Thankfully the fathers of the Marginal Revolution (Menger, Jevons, and Walras) provide us with a novel approach to determining prices and value. That is through the Subjective Theory of Value.  Meaning that the value of goods is determined by the subjective evaluations of the consumer. If you think about as much the costs of production may influence profits, if the price is too high in the opinion of consumers the product will not sell. I can spend $20.00 making handmade coffee cups with a 10 percent mark-up. Odds are no one will buy them because they will see the price as being too high. Ultimately, I would need to find a new supplier for higher-order goods or more efficient production methods. As the producer, I am at the mercy of the consumer. If I do not meet consumer expectations (in terms of pricing or quality) I will not be in business for long.

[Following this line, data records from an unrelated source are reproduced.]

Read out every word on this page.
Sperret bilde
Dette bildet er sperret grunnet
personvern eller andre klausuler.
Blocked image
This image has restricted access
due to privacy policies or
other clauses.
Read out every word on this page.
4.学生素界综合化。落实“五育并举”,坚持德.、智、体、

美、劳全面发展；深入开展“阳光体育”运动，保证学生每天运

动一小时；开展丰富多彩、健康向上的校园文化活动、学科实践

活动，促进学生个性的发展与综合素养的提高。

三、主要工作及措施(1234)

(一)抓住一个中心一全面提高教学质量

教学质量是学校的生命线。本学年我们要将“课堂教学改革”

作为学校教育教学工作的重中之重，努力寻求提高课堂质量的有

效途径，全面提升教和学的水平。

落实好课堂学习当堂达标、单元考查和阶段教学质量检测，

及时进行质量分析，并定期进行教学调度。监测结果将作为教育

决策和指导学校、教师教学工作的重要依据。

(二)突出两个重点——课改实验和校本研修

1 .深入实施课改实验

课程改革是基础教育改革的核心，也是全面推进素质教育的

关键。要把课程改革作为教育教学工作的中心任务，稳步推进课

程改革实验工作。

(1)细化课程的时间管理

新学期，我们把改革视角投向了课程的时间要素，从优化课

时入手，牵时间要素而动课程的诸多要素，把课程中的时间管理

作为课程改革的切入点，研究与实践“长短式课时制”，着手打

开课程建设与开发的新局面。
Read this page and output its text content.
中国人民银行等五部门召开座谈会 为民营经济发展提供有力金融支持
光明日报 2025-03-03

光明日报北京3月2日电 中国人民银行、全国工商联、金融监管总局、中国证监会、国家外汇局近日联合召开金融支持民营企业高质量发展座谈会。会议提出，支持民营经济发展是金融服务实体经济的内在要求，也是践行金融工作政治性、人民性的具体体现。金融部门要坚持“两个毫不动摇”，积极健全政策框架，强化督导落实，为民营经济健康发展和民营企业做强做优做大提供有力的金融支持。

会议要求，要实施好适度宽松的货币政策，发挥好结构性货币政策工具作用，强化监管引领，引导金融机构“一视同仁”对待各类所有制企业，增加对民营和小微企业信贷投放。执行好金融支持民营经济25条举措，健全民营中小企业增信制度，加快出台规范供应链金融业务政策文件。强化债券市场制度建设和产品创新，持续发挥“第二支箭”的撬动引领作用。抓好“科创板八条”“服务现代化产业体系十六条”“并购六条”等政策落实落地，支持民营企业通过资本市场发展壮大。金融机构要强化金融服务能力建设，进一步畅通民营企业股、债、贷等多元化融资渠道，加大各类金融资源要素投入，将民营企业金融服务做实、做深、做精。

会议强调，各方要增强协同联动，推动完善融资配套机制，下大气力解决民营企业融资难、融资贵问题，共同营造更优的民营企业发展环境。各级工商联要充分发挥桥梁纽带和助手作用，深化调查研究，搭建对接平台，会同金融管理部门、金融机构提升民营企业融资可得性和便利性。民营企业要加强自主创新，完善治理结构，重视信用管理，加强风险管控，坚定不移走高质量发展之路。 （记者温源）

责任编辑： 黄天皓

What does this have to with the U.S. Silver Dollar? We could say that the premium of a U.S. Silver Dollar over 1 ounce of pure silver is due to the costs involved in the mint processing it into a coin. However, if the general public is unwilling to pay the $10.00 premium the coin will not sell. What the consumer is really paying for is the convenience of silver processed into a coin. Portability is a characteristic of all forms of money. What you sacrifice in purity is made up for in portability. Transporting raw silver is kind of cumbersome. The consumer is also paying for the officiality of the coin. It has the government seal of approval. Versus the seal of some hair-brained, tinfoil hat-wearing conspiracy theorist. Its having status under legal tender laws instills some sense of trust in its value. Depending on your political beliefs of course. Most folks still find the U.S. mint to be a reliable source.